Der Bote ist anscheinend ausgeblieben heute, ich kann ihn nirgends entdecken. Was wirst Du heute angestellt haben, Herzelein? Ach Du! Hast Du wohl auch an unser Wiedersehen gedacht? Oh Geliebte!
Heute noch auf hohem Berge – und in 14 Tagen –
so habe ich doch immer gedacht. Wenn Du Dein Mannerli hättest finden wollen, hättest aber hochsteigen oder -gucken müssen. Aber das war nun auch der letzte Berg, der mich von [Dir] trennte – Du! Gott gebe es!
Ob Du denn wieder ganz gesund bist, Herzensschätzelein? Ach Du! Wie gerne tät ich ihm das Fellchen streicheln, es ganz lieb nun nehmen und an mein Herze drücken!
Ich hab Dich doch so lieb, sooo lieb!
Behüt Dich Gott! Er sei mit Dir auf auf allen Wegen!
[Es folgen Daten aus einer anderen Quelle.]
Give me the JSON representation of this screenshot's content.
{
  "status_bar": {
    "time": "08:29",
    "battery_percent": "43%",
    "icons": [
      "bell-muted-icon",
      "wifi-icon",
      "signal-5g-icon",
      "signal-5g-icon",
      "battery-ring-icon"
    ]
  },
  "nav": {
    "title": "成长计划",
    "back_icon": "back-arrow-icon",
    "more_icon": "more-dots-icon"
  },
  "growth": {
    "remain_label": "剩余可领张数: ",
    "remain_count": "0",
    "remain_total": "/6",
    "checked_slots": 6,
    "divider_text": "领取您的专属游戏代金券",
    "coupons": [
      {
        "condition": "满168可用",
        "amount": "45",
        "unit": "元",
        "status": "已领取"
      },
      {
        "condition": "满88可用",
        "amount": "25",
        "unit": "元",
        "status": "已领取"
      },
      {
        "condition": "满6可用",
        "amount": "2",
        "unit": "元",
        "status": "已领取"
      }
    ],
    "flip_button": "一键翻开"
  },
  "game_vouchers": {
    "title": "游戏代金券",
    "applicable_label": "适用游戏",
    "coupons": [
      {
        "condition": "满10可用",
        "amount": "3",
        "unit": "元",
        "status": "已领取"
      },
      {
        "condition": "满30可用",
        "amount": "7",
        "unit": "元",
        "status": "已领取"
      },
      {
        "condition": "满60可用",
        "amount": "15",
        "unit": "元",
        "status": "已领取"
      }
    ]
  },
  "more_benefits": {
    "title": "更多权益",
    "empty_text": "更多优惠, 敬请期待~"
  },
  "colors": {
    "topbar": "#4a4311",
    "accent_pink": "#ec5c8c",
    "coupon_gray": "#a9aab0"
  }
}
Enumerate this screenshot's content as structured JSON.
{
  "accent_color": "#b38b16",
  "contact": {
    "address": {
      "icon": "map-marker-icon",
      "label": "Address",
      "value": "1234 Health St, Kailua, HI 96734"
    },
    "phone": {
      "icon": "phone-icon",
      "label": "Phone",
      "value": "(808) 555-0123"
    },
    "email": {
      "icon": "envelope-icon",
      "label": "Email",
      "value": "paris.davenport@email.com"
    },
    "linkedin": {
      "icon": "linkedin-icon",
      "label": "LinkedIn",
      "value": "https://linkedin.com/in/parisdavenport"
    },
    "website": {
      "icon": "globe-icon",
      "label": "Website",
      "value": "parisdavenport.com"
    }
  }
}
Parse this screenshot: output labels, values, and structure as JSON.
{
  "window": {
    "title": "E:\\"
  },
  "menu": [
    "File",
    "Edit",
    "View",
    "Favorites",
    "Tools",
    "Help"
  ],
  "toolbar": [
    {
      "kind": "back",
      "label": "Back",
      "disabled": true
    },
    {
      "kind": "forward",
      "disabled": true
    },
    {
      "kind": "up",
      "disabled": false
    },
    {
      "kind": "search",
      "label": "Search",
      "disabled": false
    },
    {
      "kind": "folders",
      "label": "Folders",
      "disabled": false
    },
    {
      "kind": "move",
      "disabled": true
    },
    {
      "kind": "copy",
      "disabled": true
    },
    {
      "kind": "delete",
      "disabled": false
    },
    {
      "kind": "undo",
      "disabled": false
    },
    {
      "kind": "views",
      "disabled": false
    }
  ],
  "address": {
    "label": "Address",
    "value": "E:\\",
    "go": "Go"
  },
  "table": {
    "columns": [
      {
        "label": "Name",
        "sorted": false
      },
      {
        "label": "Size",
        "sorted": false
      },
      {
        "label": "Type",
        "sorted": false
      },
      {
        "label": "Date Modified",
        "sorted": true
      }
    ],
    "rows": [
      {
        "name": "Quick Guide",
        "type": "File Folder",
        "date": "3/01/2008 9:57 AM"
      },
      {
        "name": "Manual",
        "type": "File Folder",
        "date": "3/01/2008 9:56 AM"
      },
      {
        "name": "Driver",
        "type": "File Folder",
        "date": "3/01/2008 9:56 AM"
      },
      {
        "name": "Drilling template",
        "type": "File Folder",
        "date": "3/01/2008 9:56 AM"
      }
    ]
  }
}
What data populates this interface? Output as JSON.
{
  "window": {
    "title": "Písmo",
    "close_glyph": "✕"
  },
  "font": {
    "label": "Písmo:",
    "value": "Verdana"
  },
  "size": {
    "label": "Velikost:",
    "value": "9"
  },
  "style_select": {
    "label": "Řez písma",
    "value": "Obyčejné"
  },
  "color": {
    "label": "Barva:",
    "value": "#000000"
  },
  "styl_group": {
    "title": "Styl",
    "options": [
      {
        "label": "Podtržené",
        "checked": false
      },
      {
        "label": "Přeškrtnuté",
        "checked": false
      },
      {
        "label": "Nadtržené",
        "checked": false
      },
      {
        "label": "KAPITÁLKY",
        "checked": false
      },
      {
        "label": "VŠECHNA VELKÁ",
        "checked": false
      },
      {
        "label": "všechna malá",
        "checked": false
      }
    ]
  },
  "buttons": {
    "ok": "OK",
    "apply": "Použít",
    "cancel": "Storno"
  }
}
Schätzelein! Du! Bald, bald ist der Tag da, Du! Du!!!
Sei froh und glücklich mit mir! Ich bin so glücklich mit Dir – und gehe so ganz in Deiner Liebe! Und trage Dich in meinem Herzen –
Herzenskönigin! Geliebte!
Ich küsse Dich vieltausendlieb! Ich bleibe ewig
Dein [Roland]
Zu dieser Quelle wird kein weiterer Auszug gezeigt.